“I would like to heal the world with a smile.”
Roberto Cavalli lives on a large property in the hills outside of Florence, in a large farmhouse that has been transformed into a country palazzo with additional bedrooms and spaces, which is a common occurrence with houses in Tuscany.
His home is much like him, his fashions, and his plants. Everywhere there are flowers, parrots, and antique furnishings – perhaps covered in fur or zebra or leopard print fabrics. He’s in a good mood, having recently returned from a long trip to the Pacific islands, where he took an endless number of photographs.
Is photography a new passion?
It has always been a passion to some extent. I like to take pictures of nature, and lately I’ve discovered some extraordinary orchids.
Will they be used as prints on your clothing?
You’ve been working in fashion for forty years. Is that too long?
No. Not if one has fashion in his blood like I do. Forty years isn’t too long. On the contrary.
Where did this passion come from?
I had a great desire to step foot on the planet of fashion where one, however, needs to know how to navigate. Navigating is certainly not easy.
In what way?
You need to learn the language and know how to communicate.
What was your welcome into this world like?
I liked this world right away. I liked the idea of being able to bring the word “art” together with the word “fashion”. I consider myself to be an artist not a designer. Designers create silhouettes. I create motifs and shapes.
This world has been for two periods in your life and you took a break of almost fifteen years. Why was that?
Because I was putting up resistance. I felt more creative living in Paris in those years, and I didn’t want to become an industrialist. I refused to get on board with the industrialisation of fashion. Then in the later half of the 1990s, when there was an opening, I understood that I had to start playing this part. I had to become an actor.
When I do an interview, I have to say things my audience will like. And to the general public I have to say that I like to go out at night. That I only drink Dom Pérignon champagne or that I only spend time on the French Riviera. The reality is that when one becomes a personality, he needs to play the part of the person people want him to be.
What about your clothes?
My clothes are always for the red carpet. Clothes to be worn to big parties. Personally, I love nature and colour. I am a positive person. I love to be cheerful, and I want to heal the world with a smile.
How many Cavalli stores are there around the world?
What are some of the places where you have most success in the world?
I have success just about everywhere. In Russia, the Middle East, India, and Italy. They know me less in Japan.

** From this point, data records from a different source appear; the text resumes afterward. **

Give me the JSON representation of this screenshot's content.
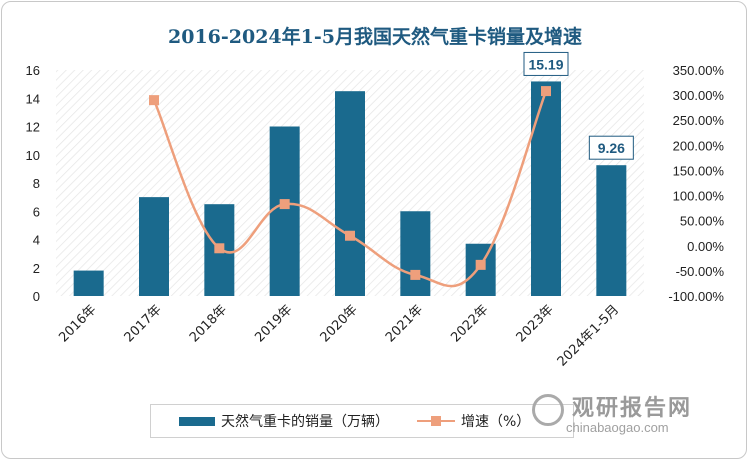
{
  "chart_data": {
    "type": "bar",
    "title": "2016-2024年1-5月我国天然气重卡销量及增速",
    "categories": [
      "2016年",
      "2017年",
      "2018年",
      "2019年",
      "2020年",
      "2021年",
      "2022年",
      "2023年",
      "2024年1-5月"
    ],
    "series": [
      {
        "name": "天然气重卡的销量（万辆）",
        "type": "bar",
        "axis": "left",
        "color": "#1a6a8e",
        "values": [
          1.8,
          7.0,
          6.5,
          12.0,
          14.5,
          6.0,
          3.7,
          15.19,
          9.26
        ]
      },
      {
        "name": "增速（%）",
        "type": "line",
        "axis": "right",
        "color": "#ee9f7c",
        "values": [
          null,
          290,
          -5,
          83,
          20,
          -58,
          -38,
          308,
          null
        ]
      }
    ],
    "data_labels": [
      {
        "category": "2023年",
        "text": "15.19"
      },
      {
        "category": "2024年1-5月",
        "text": "9.26"
      }
    ],
    "y_left": {
      "min": 0,
      "max": 16,
      "ticks": [
        "0",
        "2",
        "4",
        "6",
        "8",
        "10",
        "12",
        "14",
        "16"
      ]
    },
    "y_right": {
      "min": -100,
      "max": 350,
      "ticks": [
        "-100.00%",
        "-50.00%",
        "0.00%",
        "50.00%",
        "100.00%",
        "150.00%",
        "200.00%",
        "250.00%",
        "300.00%",
        "350.00%"
      ]
    },
    "legend": "bottom",
    "grid": false
  },
  "watermark": {
    "brand": "观研报告网",
    "url": "chinabaogao.com"
  }
}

How is Italian fashion doing?
Well, but it could be doing better if there were greater organisation. It’s as if we were all doomed to be jealous of one another in fashion. But in this way it’s difficult to create a system. Everyone has to go in his own direction. It’s different in France. There are two big groups, and it’s easier to create a system.
What does your brand mean after forty years?
It needs to make them dream, exactly as it did when I started out.
Must a woman always be sexy?
Absolutely. And behind the wheel of a Fiat 500 designed by Cavalli, she would certainly be sexy.
What makes a woman sexy? Wearing blue jeans, boots, and very tight clothes?
I don’t think that this is enough. A woman is sexy if she has the desire to be sexy.
Up to what age can she be considered sexy?
Up to a thousand years. Being sexy is certainly a state of mind.
Have you made some controversial comments about the fashion shows in Milan?
Well, yes, of course. Unlike many of my colleagues, I have no intention of spending millions and millions to have a building constructed just to show my collections a few times a year. I would like to be given a nicer, larger space where I can hold my fashion shows, but at the moment this isn’t what is happening.
After forty years of doing this work, is your family now involved?
Absolutely, yes. Especially my wife, and two of my children who work with me in different roles and capacities. All of us together make for an excellent team.